Die Aufsätze, die auf Helmingers Auskünfte folgen, leisten teilweise die Einführung in Helmingers Werk, so vor allem der Text von Claude D. Conter, der neben einem biografischen Abriss und der Beschreibung von Helmingers Vernetzung im deutschen und im luxemburgischen Kulturbetrieb auch die Umrisse seiner Poetik ausformuliert. Die restlichen Aufsätze werfen jeweils ein Schlaglicht auf einen besonderen Aspekt von Helmingers Werk oder auf einzelne Veröffentlichungen, wobei Helmingers Romane und Erzählungen im Mittelpunkt stehen. Etwas forciert wirkt – gerade angesichts der Auslassung der Lyrik als einem zentralen Aspekt von Helmingers Schreiben – der Aufsatz zu „Guy Helminger als Drehbuchautor“, der vornehmlich die literarischen Referenzen in den von Helminger verfassten Folgen der Sitcom Weemseesdet untersucht und auf Helmingers Tätigkeit als Moderator im luxemburgischen Fernsehen eingeht.
An dieser Stelle offenbart sich eine Schwierigkeit, die von den Herausgebern des Bandes leider völlig ausgeblendet wird: Ein Buch dieser Art zusammen mit dem in Frage stehenden Autor herauszugeben, der ja an der Reflexion über sein Schreiben selbst teilnimmt, bedeutet, die wissenschaftliche Distanz zum Untersuchungsgegenstand zumindest teilweise aufzuheben. Dass die Aussagen Helmingers aus den Poetikvorlesungen von den Aufsätzen lediglich bestätigt, kaum aber diskutiert oder in Frage gestellt werden, dass diese Aufsätze größtenteils isolierte Perspektiven bieten, anstatt verstärkt aufeinander einzugehen, verhindert den Anstoß einer literarischen Diskussion innerhalb des Bandes selbst. Schade ist auch, dass zwar Helmingers Vernetzung in den Kulturbetrieben thematisiert wird, nicht aber der Widerhall seiner verschiedenen Tätigkeiten in der Presse und bei einem breiteren Publikum.
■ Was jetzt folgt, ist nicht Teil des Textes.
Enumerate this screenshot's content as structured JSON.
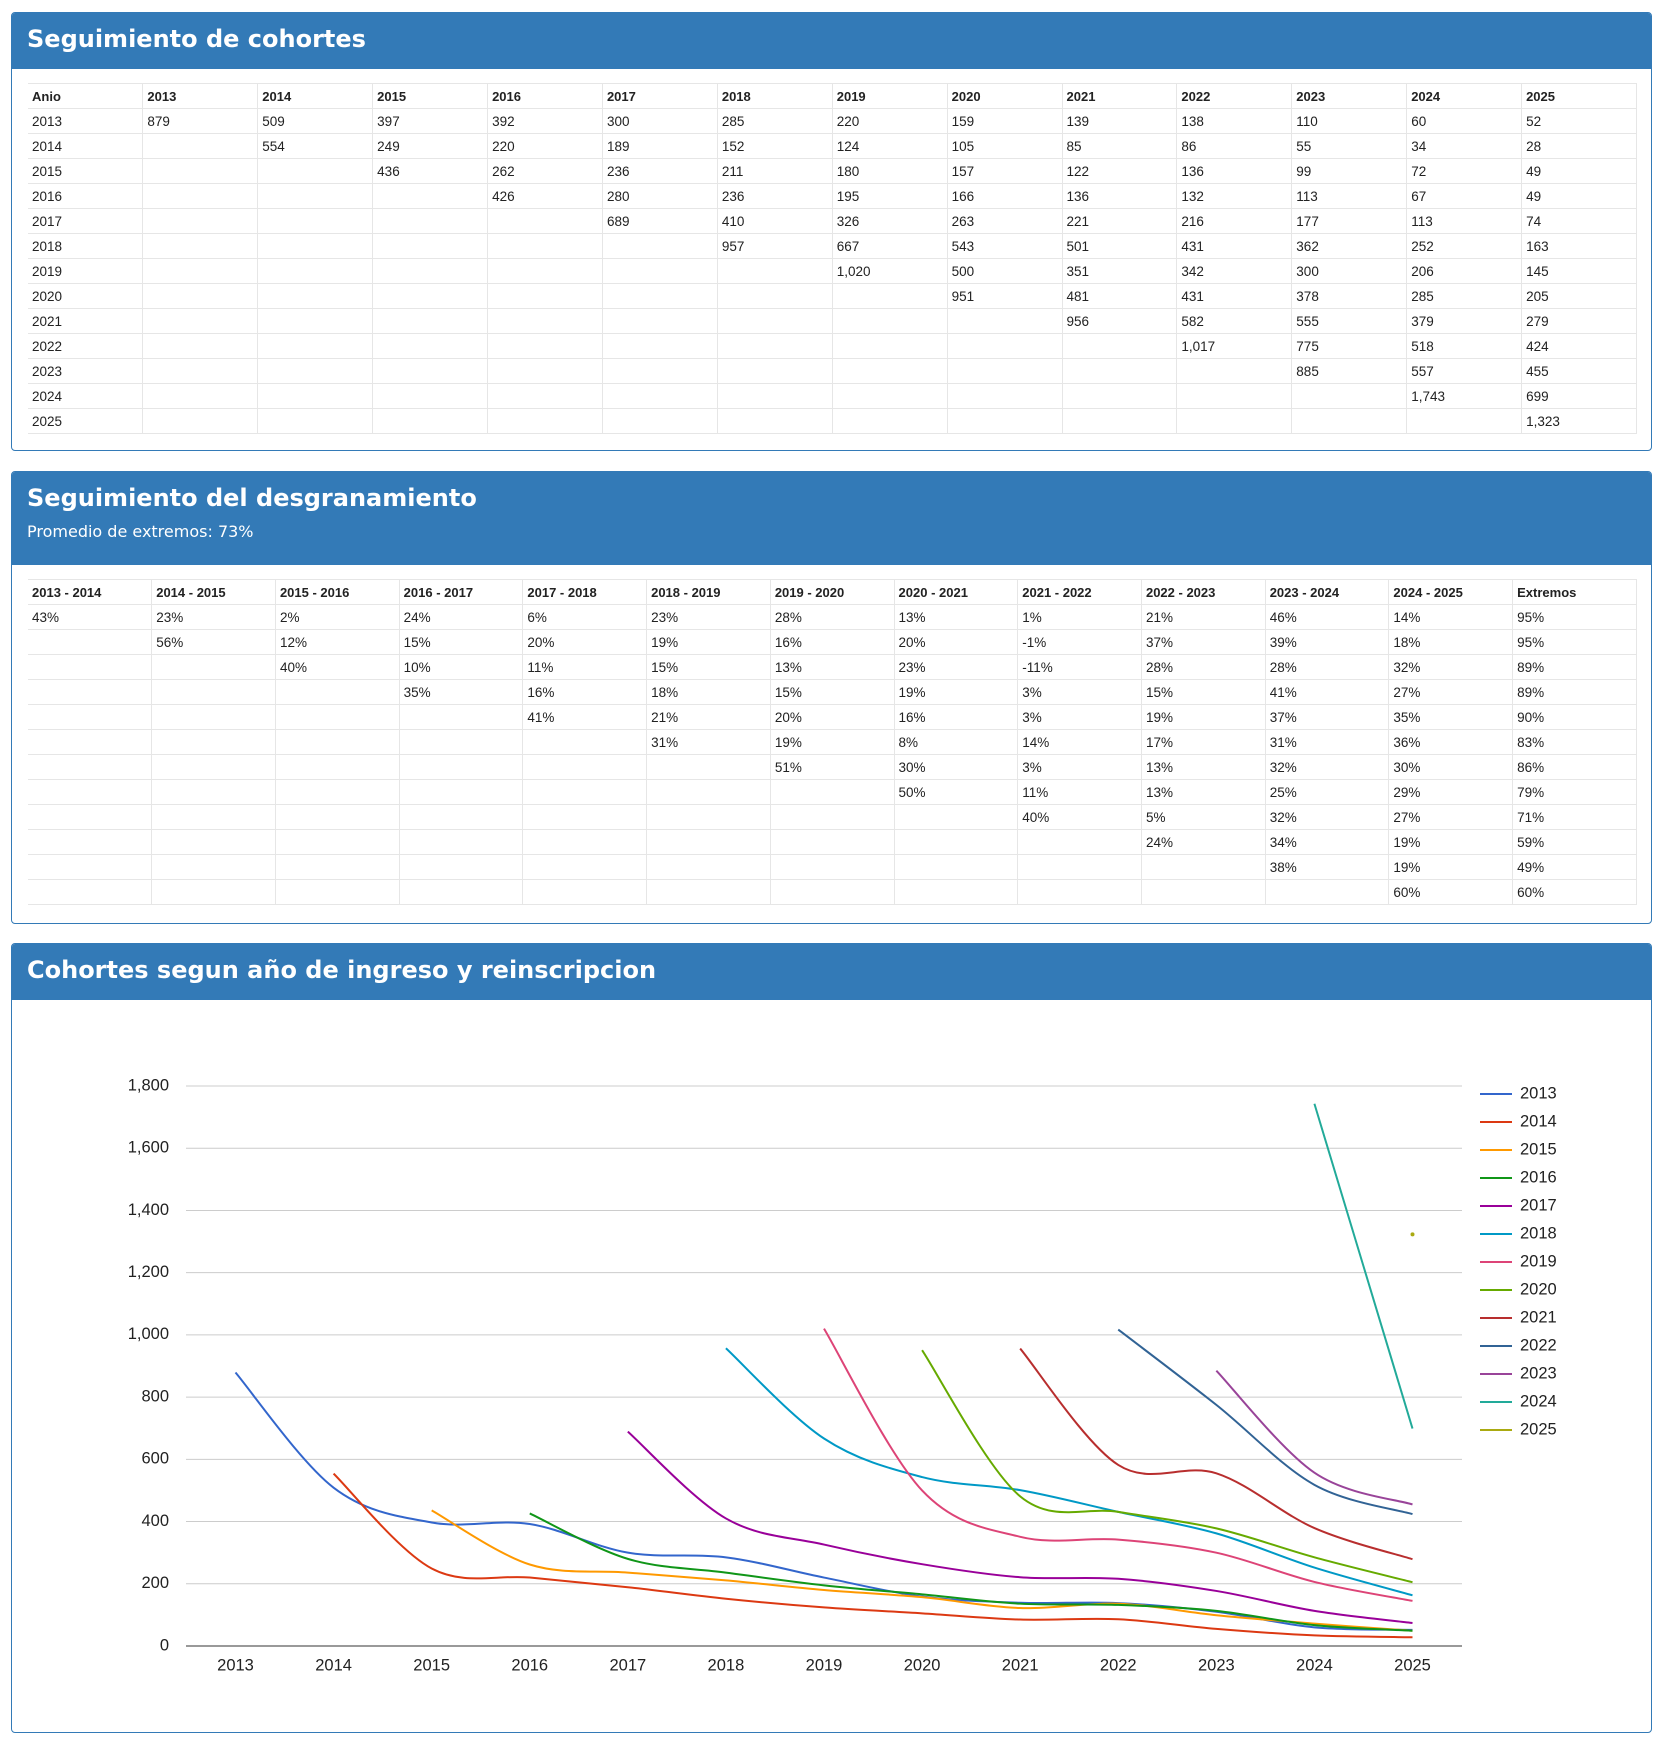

Die größte Schwäche des Buches betrifft allerdings nicht den Inhalt, sondern die unhandliche Aufmachung, die eher an einen Fotoband erinnert als an eine wissenschaftliche Publikation. Das Querformat und das schwere, seidenmatte Papier kommen zwar der Wiedergabe der zahlreichen Autorenporträts und Bilddokumente zugute, sie verkomplizieren aber auch die Handhabung im akademischen Alltag, in dem das Buch vornehmlich Verwendung finden wird.